Vigie, septembre 2022

 

Le train du soir

 

 

Chaleur d’été et plein soleil sur la fourmilière et l’enclos des ânes. L’or de la journée m’ayant filé entre les doigts, j’en cherche les dernières paillettes à travers les lueurs de la canopée et les reflets du torrent. Cet or, je l’ai vu quelquefois briller dans l’entrelacs de certaines phrases du livre que j’ai continué à relire et corriger cet après-midi. J’ai vu de belles choses qui m’ont touché, sans que j’y sois pour grand-chose puisque je ne fais, dans ce livre de notes, que recueillir ce qui est : c’est simplement que la vie même est précieuse et touchante. Ainsi j’ai lu, j’ai travaillé sous la terrasse de mon « bureau du dehors », comme revenu au temps des vacances d’été, avec Rimski étendu à mes pieds. Mais en septembre le jour dure moins longtemps, vers six heures j’ai senti la fraîcheur tomber sur mes épaules et j’ai réveillé Rimski pour le tour habituel.

Le long du torrent on marche vite, comme s’il y avait urgence, dans l’haleine capiteuse des balsamines. Soudain j’oublie mon corps et il me semble n’être plus qu’un esprit minuscule embarqué dans le poste de pilotage de cette tête qui fait comme une cabine de train. De part et d’autre du ballast le paysage devient abstrait.
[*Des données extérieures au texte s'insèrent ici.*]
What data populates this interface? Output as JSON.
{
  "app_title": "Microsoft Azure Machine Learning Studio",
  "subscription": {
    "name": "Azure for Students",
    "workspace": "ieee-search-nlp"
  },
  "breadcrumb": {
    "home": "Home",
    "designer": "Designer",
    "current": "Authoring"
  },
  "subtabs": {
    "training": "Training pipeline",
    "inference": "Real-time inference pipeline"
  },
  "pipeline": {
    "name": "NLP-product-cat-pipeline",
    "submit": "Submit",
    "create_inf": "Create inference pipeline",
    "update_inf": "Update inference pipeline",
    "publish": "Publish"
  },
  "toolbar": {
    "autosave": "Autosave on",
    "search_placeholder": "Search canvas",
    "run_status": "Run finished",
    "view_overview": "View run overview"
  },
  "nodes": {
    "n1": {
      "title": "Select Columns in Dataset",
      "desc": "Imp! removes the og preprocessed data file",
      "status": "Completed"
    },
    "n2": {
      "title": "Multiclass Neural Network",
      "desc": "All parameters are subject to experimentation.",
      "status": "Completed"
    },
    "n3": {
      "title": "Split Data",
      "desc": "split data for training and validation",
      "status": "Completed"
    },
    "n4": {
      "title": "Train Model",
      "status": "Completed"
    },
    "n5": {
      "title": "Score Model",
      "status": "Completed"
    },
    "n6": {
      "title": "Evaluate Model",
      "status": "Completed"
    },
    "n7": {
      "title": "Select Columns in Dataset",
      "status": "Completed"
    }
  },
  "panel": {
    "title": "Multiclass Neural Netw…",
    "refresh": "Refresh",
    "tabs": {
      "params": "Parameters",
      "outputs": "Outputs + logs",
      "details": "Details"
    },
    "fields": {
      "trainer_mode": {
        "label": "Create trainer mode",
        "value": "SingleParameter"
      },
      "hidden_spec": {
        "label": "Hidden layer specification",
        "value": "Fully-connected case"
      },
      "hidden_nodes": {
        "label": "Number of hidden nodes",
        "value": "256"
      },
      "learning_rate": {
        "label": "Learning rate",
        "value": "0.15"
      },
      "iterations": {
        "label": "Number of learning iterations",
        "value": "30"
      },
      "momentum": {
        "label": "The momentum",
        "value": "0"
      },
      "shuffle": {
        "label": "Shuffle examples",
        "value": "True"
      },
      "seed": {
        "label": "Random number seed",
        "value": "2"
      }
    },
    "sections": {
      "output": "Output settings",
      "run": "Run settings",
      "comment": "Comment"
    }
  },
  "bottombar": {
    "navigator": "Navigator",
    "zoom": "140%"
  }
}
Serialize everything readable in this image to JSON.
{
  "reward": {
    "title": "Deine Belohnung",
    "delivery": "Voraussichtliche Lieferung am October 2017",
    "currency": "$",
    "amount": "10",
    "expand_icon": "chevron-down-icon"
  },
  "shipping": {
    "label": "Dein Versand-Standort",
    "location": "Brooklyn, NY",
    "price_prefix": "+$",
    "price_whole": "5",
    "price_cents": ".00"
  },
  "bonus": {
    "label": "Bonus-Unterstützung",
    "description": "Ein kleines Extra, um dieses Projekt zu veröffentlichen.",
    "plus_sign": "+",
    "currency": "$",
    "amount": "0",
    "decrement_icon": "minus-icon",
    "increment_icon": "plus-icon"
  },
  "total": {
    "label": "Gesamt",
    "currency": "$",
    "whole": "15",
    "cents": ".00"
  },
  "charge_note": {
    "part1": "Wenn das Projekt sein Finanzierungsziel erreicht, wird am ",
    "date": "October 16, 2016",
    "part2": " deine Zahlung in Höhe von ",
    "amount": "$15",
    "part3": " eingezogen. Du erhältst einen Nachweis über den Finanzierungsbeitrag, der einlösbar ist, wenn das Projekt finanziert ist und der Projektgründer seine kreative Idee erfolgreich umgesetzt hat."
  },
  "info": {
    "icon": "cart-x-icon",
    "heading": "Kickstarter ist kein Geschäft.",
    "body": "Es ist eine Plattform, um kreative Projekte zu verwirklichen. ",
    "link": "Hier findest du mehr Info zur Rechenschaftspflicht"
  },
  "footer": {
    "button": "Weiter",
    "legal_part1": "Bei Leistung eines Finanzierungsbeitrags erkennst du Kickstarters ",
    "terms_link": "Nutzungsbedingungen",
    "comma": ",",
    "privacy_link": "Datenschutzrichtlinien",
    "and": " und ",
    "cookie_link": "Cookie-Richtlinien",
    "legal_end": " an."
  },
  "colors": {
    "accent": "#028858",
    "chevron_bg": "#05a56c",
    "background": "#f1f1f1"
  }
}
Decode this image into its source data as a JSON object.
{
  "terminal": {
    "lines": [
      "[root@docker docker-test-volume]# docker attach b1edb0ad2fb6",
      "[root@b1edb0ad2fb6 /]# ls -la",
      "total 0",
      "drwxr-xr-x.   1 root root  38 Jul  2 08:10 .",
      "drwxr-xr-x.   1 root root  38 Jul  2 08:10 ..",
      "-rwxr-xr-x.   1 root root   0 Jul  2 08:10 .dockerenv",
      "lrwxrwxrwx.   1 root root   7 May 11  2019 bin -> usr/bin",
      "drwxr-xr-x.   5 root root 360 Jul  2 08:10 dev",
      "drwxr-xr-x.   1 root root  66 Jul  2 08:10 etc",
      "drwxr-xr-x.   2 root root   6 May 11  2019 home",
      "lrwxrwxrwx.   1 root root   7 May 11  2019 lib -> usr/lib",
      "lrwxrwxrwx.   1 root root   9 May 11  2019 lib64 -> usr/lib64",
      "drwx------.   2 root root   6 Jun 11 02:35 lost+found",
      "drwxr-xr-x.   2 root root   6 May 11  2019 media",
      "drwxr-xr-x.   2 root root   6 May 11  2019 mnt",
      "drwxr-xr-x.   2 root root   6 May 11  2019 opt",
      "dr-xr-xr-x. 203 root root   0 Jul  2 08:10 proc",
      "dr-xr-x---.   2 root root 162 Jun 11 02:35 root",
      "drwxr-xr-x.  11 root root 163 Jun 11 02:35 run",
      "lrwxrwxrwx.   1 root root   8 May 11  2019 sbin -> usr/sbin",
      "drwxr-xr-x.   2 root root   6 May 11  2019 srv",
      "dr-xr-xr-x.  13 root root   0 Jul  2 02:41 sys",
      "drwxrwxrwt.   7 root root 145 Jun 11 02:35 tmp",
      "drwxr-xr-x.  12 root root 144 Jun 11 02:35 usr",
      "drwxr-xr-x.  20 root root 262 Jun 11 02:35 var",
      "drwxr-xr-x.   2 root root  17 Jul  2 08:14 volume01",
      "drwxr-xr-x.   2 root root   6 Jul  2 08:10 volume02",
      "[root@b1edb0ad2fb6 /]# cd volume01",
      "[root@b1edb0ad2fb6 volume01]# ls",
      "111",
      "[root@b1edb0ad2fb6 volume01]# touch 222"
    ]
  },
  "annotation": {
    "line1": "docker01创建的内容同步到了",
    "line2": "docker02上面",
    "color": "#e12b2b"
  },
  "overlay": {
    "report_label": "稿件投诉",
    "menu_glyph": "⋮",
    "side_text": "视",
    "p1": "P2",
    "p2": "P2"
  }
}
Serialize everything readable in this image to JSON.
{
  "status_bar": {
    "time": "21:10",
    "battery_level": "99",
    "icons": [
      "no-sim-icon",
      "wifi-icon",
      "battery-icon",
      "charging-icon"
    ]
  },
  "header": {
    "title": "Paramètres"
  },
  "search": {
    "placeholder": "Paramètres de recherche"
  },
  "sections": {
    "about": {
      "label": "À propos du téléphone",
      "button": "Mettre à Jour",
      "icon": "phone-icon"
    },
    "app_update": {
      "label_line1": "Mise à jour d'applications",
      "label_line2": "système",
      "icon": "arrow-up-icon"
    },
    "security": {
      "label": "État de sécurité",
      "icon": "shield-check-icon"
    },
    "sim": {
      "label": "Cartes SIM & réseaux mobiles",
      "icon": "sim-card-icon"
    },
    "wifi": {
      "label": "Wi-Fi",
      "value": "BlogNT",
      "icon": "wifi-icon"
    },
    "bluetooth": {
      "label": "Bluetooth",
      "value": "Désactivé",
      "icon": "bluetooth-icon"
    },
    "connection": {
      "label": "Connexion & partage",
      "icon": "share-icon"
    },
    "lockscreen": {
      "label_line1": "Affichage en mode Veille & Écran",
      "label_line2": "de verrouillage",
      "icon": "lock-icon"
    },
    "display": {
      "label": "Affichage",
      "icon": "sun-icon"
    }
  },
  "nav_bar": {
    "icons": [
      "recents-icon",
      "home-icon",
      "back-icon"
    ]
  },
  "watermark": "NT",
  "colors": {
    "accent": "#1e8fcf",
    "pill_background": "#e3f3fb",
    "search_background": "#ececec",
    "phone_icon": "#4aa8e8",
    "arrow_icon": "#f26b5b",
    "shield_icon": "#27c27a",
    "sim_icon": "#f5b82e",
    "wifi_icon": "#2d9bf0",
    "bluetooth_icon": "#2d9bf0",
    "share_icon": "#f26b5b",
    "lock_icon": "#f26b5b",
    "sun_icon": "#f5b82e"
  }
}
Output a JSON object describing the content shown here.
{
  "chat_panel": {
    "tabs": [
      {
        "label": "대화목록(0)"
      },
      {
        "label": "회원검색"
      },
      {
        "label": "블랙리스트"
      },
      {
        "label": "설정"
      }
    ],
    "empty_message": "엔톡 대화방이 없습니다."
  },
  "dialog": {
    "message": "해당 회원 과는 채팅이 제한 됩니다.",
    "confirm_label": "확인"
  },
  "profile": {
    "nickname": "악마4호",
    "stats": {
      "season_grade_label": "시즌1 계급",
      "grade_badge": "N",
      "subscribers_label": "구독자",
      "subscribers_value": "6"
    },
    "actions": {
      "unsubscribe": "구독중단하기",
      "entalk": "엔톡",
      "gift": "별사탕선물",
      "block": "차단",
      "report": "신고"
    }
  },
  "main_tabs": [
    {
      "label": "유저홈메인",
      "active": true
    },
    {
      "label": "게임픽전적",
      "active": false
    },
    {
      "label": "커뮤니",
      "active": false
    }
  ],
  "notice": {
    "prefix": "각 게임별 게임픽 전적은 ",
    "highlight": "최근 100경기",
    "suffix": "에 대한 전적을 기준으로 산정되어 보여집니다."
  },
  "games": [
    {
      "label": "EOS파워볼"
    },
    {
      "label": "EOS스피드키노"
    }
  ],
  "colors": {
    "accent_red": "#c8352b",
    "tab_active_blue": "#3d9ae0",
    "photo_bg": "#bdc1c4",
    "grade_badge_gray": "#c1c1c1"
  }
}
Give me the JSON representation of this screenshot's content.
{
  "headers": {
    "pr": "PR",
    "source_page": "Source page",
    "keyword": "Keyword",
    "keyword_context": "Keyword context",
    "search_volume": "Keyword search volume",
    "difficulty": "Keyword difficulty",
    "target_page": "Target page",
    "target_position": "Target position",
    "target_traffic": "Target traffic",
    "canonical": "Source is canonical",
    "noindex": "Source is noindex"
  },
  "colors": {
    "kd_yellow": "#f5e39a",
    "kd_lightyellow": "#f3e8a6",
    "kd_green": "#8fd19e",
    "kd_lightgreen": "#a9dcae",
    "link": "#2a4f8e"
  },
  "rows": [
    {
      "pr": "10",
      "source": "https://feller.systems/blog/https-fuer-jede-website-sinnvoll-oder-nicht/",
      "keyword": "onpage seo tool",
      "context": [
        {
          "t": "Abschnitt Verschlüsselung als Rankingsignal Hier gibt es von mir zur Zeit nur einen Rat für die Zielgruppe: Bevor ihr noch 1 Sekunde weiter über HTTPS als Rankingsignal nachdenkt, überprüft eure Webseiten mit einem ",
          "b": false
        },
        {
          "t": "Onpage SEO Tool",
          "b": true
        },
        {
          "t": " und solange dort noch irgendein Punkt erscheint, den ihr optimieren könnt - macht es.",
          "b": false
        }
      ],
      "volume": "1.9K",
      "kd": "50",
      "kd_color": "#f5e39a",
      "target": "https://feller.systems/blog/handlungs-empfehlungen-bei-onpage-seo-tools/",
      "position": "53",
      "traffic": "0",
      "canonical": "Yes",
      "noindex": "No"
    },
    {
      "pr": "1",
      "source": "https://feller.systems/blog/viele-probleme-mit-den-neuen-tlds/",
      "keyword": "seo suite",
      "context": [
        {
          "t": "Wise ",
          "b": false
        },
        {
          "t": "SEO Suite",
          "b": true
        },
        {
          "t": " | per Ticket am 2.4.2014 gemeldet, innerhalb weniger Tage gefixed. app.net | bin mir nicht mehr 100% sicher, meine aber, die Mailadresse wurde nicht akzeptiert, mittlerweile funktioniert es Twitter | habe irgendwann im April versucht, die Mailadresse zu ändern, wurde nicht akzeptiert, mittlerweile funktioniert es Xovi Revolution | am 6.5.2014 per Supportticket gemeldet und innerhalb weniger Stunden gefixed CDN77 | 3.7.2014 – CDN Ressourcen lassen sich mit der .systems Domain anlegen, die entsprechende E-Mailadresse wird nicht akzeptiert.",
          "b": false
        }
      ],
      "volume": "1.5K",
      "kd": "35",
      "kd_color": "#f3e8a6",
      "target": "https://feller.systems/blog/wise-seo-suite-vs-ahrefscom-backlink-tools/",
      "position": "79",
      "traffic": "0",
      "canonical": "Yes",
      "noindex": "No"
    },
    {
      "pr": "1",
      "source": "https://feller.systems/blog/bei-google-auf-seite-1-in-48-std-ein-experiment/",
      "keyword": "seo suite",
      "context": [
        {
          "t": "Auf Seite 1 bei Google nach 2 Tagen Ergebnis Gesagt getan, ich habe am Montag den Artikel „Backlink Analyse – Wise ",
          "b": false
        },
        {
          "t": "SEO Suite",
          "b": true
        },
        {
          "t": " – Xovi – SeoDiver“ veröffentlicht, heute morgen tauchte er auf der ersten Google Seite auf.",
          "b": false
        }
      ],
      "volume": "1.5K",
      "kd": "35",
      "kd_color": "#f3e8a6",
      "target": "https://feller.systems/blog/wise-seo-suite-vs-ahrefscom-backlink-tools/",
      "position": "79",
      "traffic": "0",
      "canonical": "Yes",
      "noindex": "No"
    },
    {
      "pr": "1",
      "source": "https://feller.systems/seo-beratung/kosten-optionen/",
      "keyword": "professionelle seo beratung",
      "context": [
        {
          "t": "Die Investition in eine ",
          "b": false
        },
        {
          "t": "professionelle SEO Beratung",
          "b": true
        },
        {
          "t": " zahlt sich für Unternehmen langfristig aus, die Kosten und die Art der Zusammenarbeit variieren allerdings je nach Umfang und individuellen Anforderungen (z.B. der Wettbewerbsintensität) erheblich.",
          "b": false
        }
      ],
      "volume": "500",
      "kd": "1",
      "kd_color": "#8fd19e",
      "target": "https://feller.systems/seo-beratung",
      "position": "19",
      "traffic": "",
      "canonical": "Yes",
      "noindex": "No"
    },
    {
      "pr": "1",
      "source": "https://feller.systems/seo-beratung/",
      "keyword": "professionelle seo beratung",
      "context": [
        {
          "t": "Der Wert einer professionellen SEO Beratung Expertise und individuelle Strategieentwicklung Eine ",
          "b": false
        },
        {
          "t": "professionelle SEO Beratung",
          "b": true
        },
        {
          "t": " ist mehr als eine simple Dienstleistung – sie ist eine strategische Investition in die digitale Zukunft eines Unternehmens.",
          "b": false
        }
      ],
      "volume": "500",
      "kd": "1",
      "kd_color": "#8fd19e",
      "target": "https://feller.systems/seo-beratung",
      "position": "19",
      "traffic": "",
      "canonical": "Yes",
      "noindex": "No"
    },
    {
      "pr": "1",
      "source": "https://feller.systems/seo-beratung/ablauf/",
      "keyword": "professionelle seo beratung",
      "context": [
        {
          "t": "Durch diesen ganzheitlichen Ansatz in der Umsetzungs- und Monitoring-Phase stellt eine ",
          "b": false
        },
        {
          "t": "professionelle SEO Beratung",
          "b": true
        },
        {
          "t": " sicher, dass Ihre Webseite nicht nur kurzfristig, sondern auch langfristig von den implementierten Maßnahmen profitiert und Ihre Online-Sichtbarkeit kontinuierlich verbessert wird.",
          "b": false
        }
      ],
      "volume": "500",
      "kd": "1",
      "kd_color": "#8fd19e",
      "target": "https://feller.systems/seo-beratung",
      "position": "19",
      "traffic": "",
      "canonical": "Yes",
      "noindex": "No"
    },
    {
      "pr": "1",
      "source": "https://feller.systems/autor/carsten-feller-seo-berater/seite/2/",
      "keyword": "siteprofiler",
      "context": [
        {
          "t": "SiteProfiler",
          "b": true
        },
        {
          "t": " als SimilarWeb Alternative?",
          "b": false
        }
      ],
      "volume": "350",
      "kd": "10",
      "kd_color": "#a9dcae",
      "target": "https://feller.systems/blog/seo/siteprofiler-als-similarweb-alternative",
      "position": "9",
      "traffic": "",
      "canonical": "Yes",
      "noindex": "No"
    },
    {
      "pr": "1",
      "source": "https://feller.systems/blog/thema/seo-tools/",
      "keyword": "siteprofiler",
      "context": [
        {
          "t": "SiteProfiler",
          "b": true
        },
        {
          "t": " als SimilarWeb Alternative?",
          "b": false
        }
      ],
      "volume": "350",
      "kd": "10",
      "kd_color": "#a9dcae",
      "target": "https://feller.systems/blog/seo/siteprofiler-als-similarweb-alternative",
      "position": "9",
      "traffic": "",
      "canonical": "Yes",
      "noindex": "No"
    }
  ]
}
Sur la vitre de mes yeux défilent les images du jour, les nouvelles du soir : Rimski à la poursuite d’un chevreuil, les scènes de liesse dans les villes libérées par la contre-offensive ukrainienne, Léo devant son ordinateur travaillant on l’espère à son devoir de SVT, Élodie au jardin, une poignée de girolles au milieu du chemin – voilà ce qui défile sur la vitre de ma cabine mentale.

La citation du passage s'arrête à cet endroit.